Gims, de son vrai nom Gandhi Djuna, a été mis en examen ce vendredi 27 mars pour « blanchiment aggravé » et « blanchiment en bande organisée de biens ou fonds provenant d’un délit de fraude fiscale aggravée », deux jours après son interpellation à l’aéroport Roissy-Charles-de-Gaulle. Le chanteur franco-congolais de 39 ans a été remis en liberté et placé sous contrôle judiciaire à l’issue de sa présentation devant un juge d’instruction parisien.
Du sommet des charts au tribunal
Ancien membre du groupe Sexion d’Assaut, Gims s’est imposé comme l’un des artistes les plus écoutés de la francophonie avec des titres comme Sapés comme jamais, Bella ou Spider. Plus gros vendeur de disques en France en 2025, il a été sacré meilleur artiste masculin aux 40e Victoires de la musique la même année. Une tournée de plusieurs dizaines de dates était prévue jusqu’en juin 2027, avec une première échéance le 18 avril à Liévin.
Son interpellation mercredi à sa descente d’avion par le service national des douanes judiciaires a ouvert une garde à vue prolongée de 48 heures, au terme de laquelle il a été déféré devant un magistrat instructeur. Deux collaborateurs professionnels de Gims ont également été mis en examen dans le même dossier, selon le Parquet national anticriminalité organisée (Pnaco), qui a confirmé l’affaire dans un communiqué.
Les projets immobiliers au Maroc dans le viseur des juges
Les enquêteurs, qui travaillent sur ce dossier depuis juin 2023, s’intéressent à un réseau structuré autour de sociétés constituées dans plusieurs pays pour contourner la TVA, émettre de fausses factures et dissimuler l’origine de fonds illicites, selon Africa Intelligence, qui a révélé l’affaire. L’information judiciaire, confiée à trois juges d’instruction spécialisés du tribunal judiciaire de Paris, a déjà conduit à la mise en examen de 15 individus, dont cinq sont actuellement détenus.
Les enquêteurs concentreraient une partie de leur attention sur deux programmes immobiliers de standing promus par Gims au Maroc, où il réside en partie.
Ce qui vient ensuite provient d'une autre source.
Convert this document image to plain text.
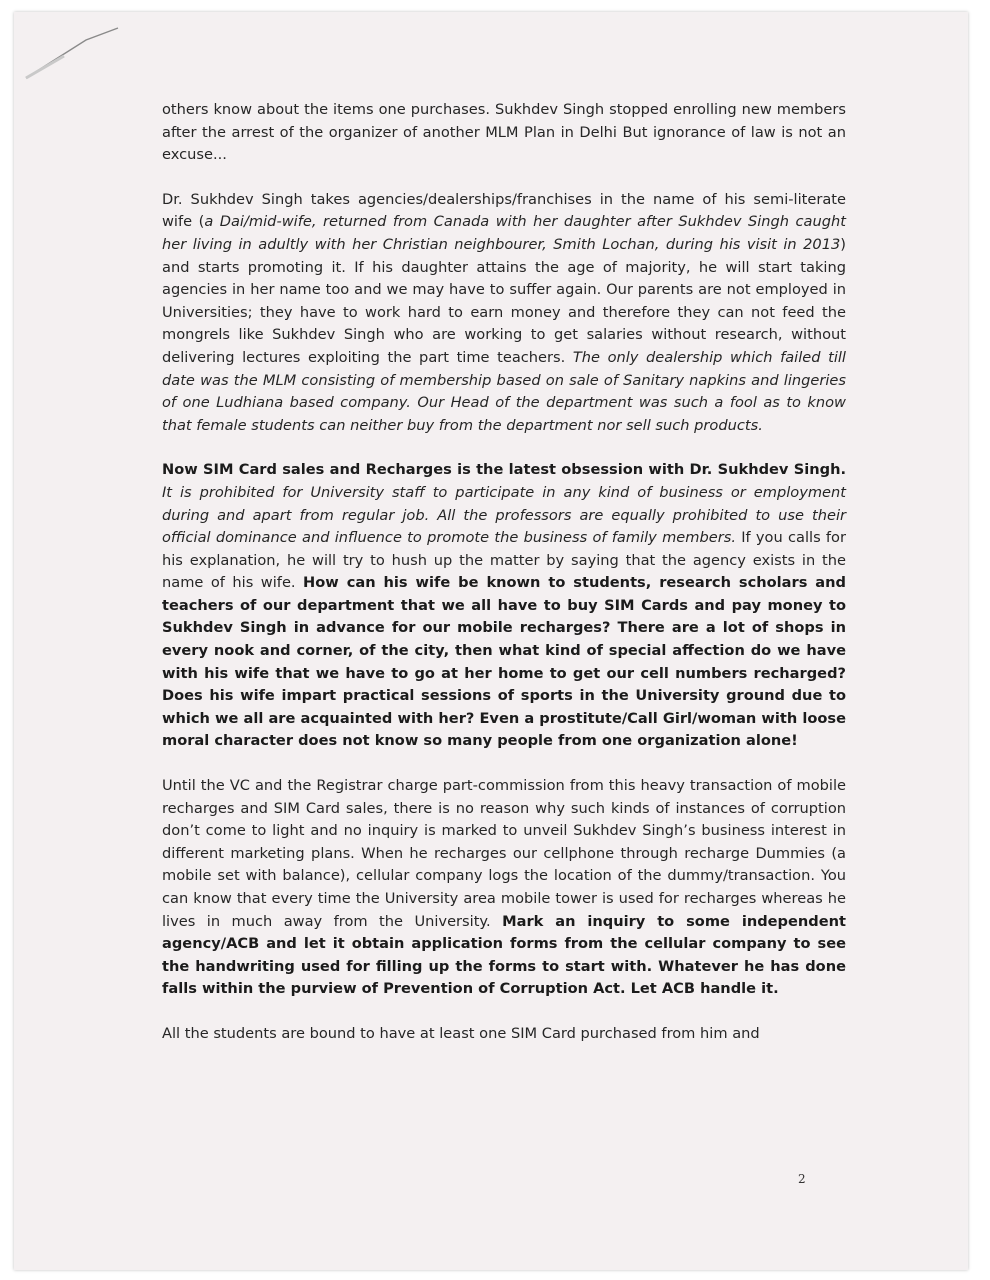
others know about the items one purchases. Sukhdev Singh stopped enrolling new members after the arrest of the organizer of another MLM Plan in Delhi But ignorance of law is not an excuse...

Dr. Sukhdev Singh takes agencies/dealerships/franchises in the name of his semi-literate wife (a Dai/mid-wife, returned from Canada with her daughter after Sukhdev Singh caught her living in adultly with her Christian neighbourer, Smith Lochan, during his visit in 2013) and starts promoting it. If his daughter attains the age of majority, he will start taking agencies in her name too and we may have to suffer again. Our parents are not employed in Universities; they have to work hard to earn money and therefore they can not feed the mongrels like Sukhdev Singh who are working to get salaries without research, without delivering lectures exploiting the part time teachers. The only dealership which failed till date was the MLM consisting of membership based on sale of Sanitary napkins and lingeries of one Ludhiana based company. Our Head of the department was such a fool as to know that female students can neither buy from the department nor sell such products.

Now SIM Card sales and Recharges is the latest obsession with Dr. Sukhdev Singh. It is prohibited for University staff to participate in any kind of business or employment during and apart from regular job. All the professors are equally prohibited to use their official dominance and influence to promote the business of family members. If you calls for his explanation, he will try to hush up the matter by saying that the agency exists in the name of his wife. How can his wife be known to students, research scholars and teachers of our department that we all have to buy SIM Cards and pay money to Sukhdev Singh in advance for our mobile recharges? There are a lot of shops in every nook and corner, of the city, then what kind of special affection do we have with his wife that we have to go at her home to get our cell numbers recharged? Does his wife impart practical sessions of sports in the University ground due to which we all are acquainted with her? Even a prostitute/Call Girl/woman with loose moral character does not know so many people from one organization alone!

Until the VC and the Registrar charge part-commission from this heavy transaction of mobile recharges and SIM Card sales, there is no reason why such kinds of instances of corruption don’t come to light and no inquiry is marked to unveil Sukhdev Singh’s business interest in different marketing plans. When he recharges our cellphone through recharge Dummies (a mobile set with balance), cellular company logs the location of the dummy/transaction. You can know that every time the University area mobile tower is used for recharges whereas he lives in much away from the University. Mark an inquiry to some independent agency/ACB and let it obtain application forms from the cellular company to see the handwriting used for filling up the forms to start with. Whatever he has done falls within the purview of Prevention of Corruption Act. Let ACB handle it.

All the students are bound to have at least one SIM Card purchased from him and

2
Le premier, Sunset Village Private Residences à Marrakech — 118 villas avec terrains de sport, spa et lagon de 3 000 m² — avait été lancé en 2025. Le second, The Valley, cinquante villas développées avec le promoteur Horizon Morocco, avait été présenté en janvier 2026.
Le contrôle judiciaire auquel Gims est soumis lui impose d’informer la justice de ses déplacements, de verser un cautionnement dont le montant n’a pas été précisé, et d’éviter tout contact avec les autres protagonistes du dossier. Son avocat, Me David-Olivier Kaminski, ne s’est pas exprimé publiquement. Gims bénéficie de la présomption d’innocence.